You might not immediately think so but to all intents and purposes
                this is in competition with Lyrita's
                3CD set of Ireland’s
                chamber music on SRCD2271 (see 
review).
                The two sets are not identically coupled. The Lyrita is a double
                width box and 3 CD affair while the Chandos is a single width
                twofer. The Lyrita has the very early Sextet written under the
                candid shadow of Stanford. It's not essential Ireland but pleasingly
                Brahmsian. The Lyrita reflects the layout of the original SRCS
                LPs in the 1970s and is lavish with CD space.  
                
                The Chandos was first issued in the mid-1990s as a double. It
                lacks the Sextet but adds the jewel-brief 
Holy Boy in
                one of its innumerable transcriptions - in company with the two
                violin sonatas, the sonatas for cello and for clarinet and the
                three trios. 
                
                The timings are close between Lyrita and Chandos although the
                trios are all shorter by a couple of minutes on Chandos. 
                
                Ireland's English passion is a reserved thing. He lacks the unbuttoned
                sentiment of an Elgar or a Bax. He is subtle and suggestive rather
                than overt. The Lyrita recordings identify fully with this aspect
                where by contrast Mordkovitch and Bown flood the music with greater
                emotional temperature - a more Latinate approach. This works
                to grand and sometimes Tchaikovskian effect in the 
First Violin
                Sonata; one of the most engaging performances I have ever
                heard of this work. The Sonata was premiered by the composer
                with Marjorie Hayward. 
                
                The swirling eddies and undertow of the 
Second
                Violin Sonata also work well in direct rhetoric and in the
                touching half-lights of the middle movement. The druidic monumental
                writing of the finale is well done as is the carefree race to
                the finishing line. The premiere was given by Sammons and Murdoch
                in the uniform of the Grenadier Guards. 
                
                The earliest recording
                here - the 
Fantasy-Sonata - is from what was originally
                a mixed British clarinet and piano recital. The sound is typical
                of the company - a real enjoyably rich recreation of the sound
                of player and instrument - more Decca-close than EMI-spatial.
                It was written for Frederick Thurston who can be heard playing
                it on a 
Symposium
                CD. 
                
                The 
Cello Sonata is given a completely convincing
                and very romantically taut reading by Georgian and Bown
                who is such a strength throughout these performances. Has the
                slow movement at 4:30 ever been done with such slow brooding
                passion? The premiere fell to Beatrice Harrison with Evlyn Howard-Jones
                in April 1924. Ireland's gift for romance falling poignantly
                away at the end of climaxes can be sampled in the compact 
Phantasie
                Trio which also has a ‘dumky’ magical wildness
                about it (3:27). 
                
                Things are more subdued in the 
Second Trio -
                another work, alongside the Second Sonata, from close to the
                murderous apex of the Great War - how long would it continue?

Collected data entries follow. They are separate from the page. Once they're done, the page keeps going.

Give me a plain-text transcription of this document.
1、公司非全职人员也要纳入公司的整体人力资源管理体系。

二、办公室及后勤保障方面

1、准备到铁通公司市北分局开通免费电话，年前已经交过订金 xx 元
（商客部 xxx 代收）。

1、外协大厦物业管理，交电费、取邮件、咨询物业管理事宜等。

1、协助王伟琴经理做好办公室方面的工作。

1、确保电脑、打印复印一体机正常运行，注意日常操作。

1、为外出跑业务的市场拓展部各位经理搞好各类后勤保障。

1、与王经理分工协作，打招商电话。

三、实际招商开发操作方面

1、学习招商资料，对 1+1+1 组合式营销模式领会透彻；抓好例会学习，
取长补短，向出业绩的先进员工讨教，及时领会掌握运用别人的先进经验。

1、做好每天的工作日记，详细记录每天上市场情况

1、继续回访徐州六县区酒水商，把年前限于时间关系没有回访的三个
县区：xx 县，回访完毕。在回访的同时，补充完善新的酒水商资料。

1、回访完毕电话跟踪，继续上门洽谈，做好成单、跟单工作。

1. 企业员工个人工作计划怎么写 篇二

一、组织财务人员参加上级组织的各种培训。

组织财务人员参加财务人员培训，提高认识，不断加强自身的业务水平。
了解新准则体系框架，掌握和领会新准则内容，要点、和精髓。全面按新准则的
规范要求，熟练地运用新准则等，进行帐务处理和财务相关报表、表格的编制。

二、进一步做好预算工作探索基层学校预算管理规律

                It does however end in a blaze of what seems youthfully searing
                optimism comparable with works of the same era from Herbert Howells.
                
                
                The big 
Trio No. 3 is in four movements and is dedicated
                to Walton. It is based on a withdrawn work we can now hear in
                some measure in another recording not yet reviewed here - Ireland's
                Clarinet Trio. It is another dreamily yet active lyrical work
                written one side of the Second World War. His last chamber piece,
                the 
Fantasy Sonata written in 1943 bereft of his beloved
                Channel Isles dates from two years before the end of the war.
                The penultimate movement of Trio No. 3 seemed a shade diffuse
                in this performance - something which I did not feel with the 
ad
                hoc trio formed for the Lyrita chamber project. 
                
                The Chandos sound reflects a more recent and fully digital product.
                The Lyrita tapes are analogue from the period 1967-74; the Chandos
                1984-93. The Chandos offers the essential chamber Ireland on
                two tightly packed discs in voluptuous sound and performances
                and with Mordkovitch's fruity tone as against Yfrah Neaman's
                silvery filament. 
                
                The Chandos is more of an international product with Lewis Foreman's
                just-so notes in English, French and German. The whole set will
                presumably enjoy superior worldwide distribution.